Before starting his own studio in 1999, Josiah worked as a producer at Nairobi's Sync Sound studios. He says the exploitation there was even worse. Josiah earned royalties of less than 200 dollars for producing four albums. 

Josiah says the problem lay in licensing the album with a foreign company. Kelele Records in Germany was responsible for selling the products world-wide, taking them to international trade exhibitions, monitoring sales and air-play and collecting royalties. For these services, they took a percentage and sent the remainder back to Kenya. "They made money. But we never saw any," says Josiah.

- I sat down and said: 'It's not worth my time. It's not worth the artistes' time. It's not worth anybody's effort, he continues. "The best thing to do is sit down and try and administer all these business decisions a bit more appropriately so we could all benefit." Unfortunately, the rest of Sync Sound didn't see it that way. Josiah resigned in frustration.

While Josiah now has control over the distribution of his products, there are some things he is still struggling to do - like persuade the local radio stations to support home-grown talent. "My vision has always been to have our airwaves playing our music, as opposed to our airwaves playing other people's music," he says. 

Nairobi's newest and most popular radio station, Kiss FM, plays almost exclusively US and European music. Josiah asked them to play more Kenyan music. He says they refused point blank. "I can't go to a radio station in New York, give them my CD and expect them to play it above some guy from New York because they're building New York, they're not building Nairobi," he says. "If I'm not part of the big picture, then I'm not there. But I fail to understand how Christina Aguilera's big picture affects small me in small Nairobi with my small radio station."

- Why don't we have stars in Kenya? Why isn't it selling? he asks. "Because Mr Kamau who's really talented is going to be shunned by the media. Michael Jackson is going to appear on the front cover. When Mr Kamau goes on radio, his music is going to be played three times a week, as opposed to the other artist from the West who is going to get a rotation of about four times a day. What are you going to buy? What comes at you consistently?" 

He says local artistes often have to bribe radio stations to play their music. "To get your articles in the national newspapers, as an underdog, you're going to have to pay those writers," he says. 

Josiah says it is time Kenyan journalists started supporting their own. "Media is like a mouthpiece for what is going on in the country.

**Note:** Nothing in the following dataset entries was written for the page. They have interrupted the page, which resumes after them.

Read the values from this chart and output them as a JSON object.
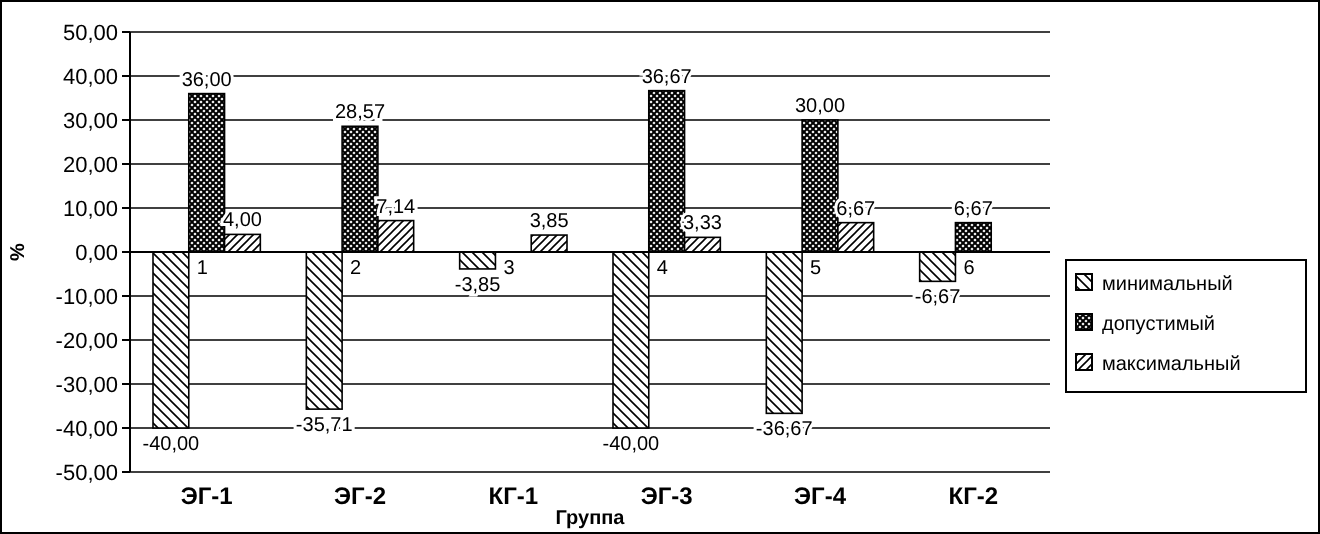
{
  "chart_data": {
    "type": "bar",
    "xlabel": "Группа",
    "ylabel": "%",
    "categories": [
      "ЭГ-1",
      "ЭГ-2",
      "КГ-1",
      "ЭГ-3",
      "ЭГ-4",
      "КГ-2"
    ],
    "series": [
      {
        "name": "минимальный",
        "color": "#000000",
        "values": [
          -40,
          -35.71,
          -3.85,
          -40,
          -36.67,
          -6.67
        ],
        "value_labels": [
          "-40,00",
          "-35,71",
          "-3,85",
          "-40,00",
          "-36,67",
          "-6,67"
        ]
      },
      {
        "name": "допустимый",
        "color": "#000000",
        "values": [
          36,
          28.57,
          null,
          36.67,
          30,
          6.67
        ],
        "value_labels": [
          "36,00",
          "28,57",
          null,
          "36,67",
          "30,00",
          "6,67"
        ]
      },
      {
        "name": "максимальный",
        "color": "#000000",
        "values": [
          4,
          7.14,
          3.85,
          3.33,
          6.67,
          null
        ],
        "value_labels": [
          "4,00",
          "7,14",
          "3,85",
          "3,33",
          "6,67",
          null
        ]
      }
    ],
    "ylim": [
      -50,
      50
    ],
    "yticks": [
      {
        "value": -50,
        "label": "-50,00"
      },
      {
        "value": -40,
        "label": "-40,00"
      },
      {
        "value": -30,
        "label": "-30,00"
      },
      {
        "value": -20,
        "label": "-20,00"
      },
      {
        "value": -10,
        "label": "-10,00"
      },
      {
        "value": 0,
        "label": "0,00"
      },
      {
        "value": 10,
        "label": "10,00"
      },
      {
        "value": 20,
        "label": "20,00"
      },
      {
        "value": 30,
        "label": "30,00"
      },
      {
        "value": 40,
        "label": "40,00"
      },
      {
        "value": 50,
        "label": "50,00"
      }
    ],
    "grid": "y",
    "legend": "right",
    "annotations": [
      "1",
      "2",
      "3",
      "4",
      "5",
      "6"
    ]
  }
}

If the media, or the airwaves, are not giving you, the owner of that country, a chance to actually say what you feel, then it is doing you a disservice. It's bringing in other ideologies and flooding the market."

He says Kenyans need to have more pride in their own culture. "If we are all buying our own stuff, it is going to create an awareness around the world and then we are going to sell in a huge way," he says.